Durante uma simulação de ataque em uma área urbana, o capitão Mohamed Elmaola, da 4ª Divisão de Infantaria, utilizou um aparelho Samsung equipado com o software do NGC2. O dispositivo, chamado End User Device (EUD), ficava preso à parte frontal do equipamento do militar.


Mesmo com essa capacidade, o capitão Mohamed Elmaola, da 4ª Divisão de Infantaria, não abriu mão do mapa de papel. Segundo a reportagem do Business Insider, ele manteve a versão impressa em mãos e a atualizou enquanto acompanhava as informações fornecidas pelos sistemas digitais.

Ao Business Insider, Elmaola explicou por que não pretende abandonar a versão física: “Minha cópia analógica é aquilo de que dependo para lutar e sobreviver, porque ela me dá a totalidade da história do que o inimigo está fazendo, especialmente em um ambiente degradado.”


A razão está na possibilidade de falhas na infraestrutura digital. O treinamento incluiu situações de interferência no espectro eletromagnético, provocadas por técnicas de guerra eletrônica e bloqueios de comunicação. Em um cenário assim, celulares, computadores e outros equipamentos conectados podem deixar de receber informações.

Por isso, o mapa de papel funciona como uma espécie de segunda linha de segurança. Enquanto utilizava os recursos digitais, Elmaola também consultava e atualizava sua versão física para manter uma referência caso os sistemas eletrônicos deixassem de funcionar.


“Isso nunca deveria desaparecer”, afirmou o capitão, referindo-se ao mapa que carregava.

Outros militares envolvidos nos testes relataram comportamento semelhante. Como os mapas impressos fazem parte do treinamento tradicional do Exército, alguns soldados disseram preferir manter as duas versões disponíveis.
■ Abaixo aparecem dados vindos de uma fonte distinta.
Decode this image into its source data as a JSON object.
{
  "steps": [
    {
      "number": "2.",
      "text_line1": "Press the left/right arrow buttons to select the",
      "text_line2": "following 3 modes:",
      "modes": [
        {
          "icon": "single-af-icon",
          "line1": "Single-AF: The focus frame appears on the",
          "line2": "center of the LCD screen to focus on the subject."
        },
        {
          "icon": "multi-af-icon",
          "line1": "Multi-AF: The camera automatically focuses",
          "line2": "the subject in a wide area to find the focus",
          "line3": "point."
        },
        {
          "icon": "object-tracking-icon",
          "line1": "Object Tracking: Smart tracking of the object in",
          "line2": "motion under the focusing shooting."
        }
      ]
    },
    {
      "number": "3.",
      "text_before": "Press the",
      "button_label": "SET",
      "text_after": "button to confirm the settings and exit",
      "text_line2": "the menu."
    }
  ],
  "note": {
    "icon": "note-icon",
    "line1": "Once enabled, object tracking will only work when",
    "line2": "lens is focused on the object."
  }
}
O sistema digital serve para ampliar a percepção sobre o que acontece no campo de batalha, enquanto o mapa físico pode ser usado como referência e atualizado a partir das informações recebidas eletronicamente.

A escolha também varia de acordo com o perfil de cada militar. O major-general Patrick Ellis, comandante da 4ª Divisão de Infantaria, afirmou que a maneira como cada pessoa utiliza a tecnologia é diferente e que a preferência individual pode influenciar a decisão de recorrer mais aos recursos digitais ou aos métodos tradicionais.

Tecnologia sob teste

A dependência de sistemas conectados foi um dos principais pontos observados durante o Project Convergence Capstone. O exercício não serviu apenas para apresentar novas ferramentas, mas também para verificar como elas se comportariam diante de problemas de comunicação e interferências eletrônicas.

O NGC2 é uma das principais apostas nesse processo. A plataforma pretende integrar diferentes recursos para facilitar o compartilhamento de informações e acelerar decisões durante operações militares. Alguns dos sistemas testados conseguiram continuar funcionando de forma limitada mesmo sob interferência, enquanto outros enfrentaram problemas de conectividade mais graves.

Para os responsáveis pelo exercício, descobrir essas limitações faz parte do objetivo. As informações coletadas durante os testes serão analisadas para determinar se cada tecnologia cumpriu a função para a qual foi desenvolvida e quais ajustes ainda serão necessários antes de uma eventual adoção mais ampla.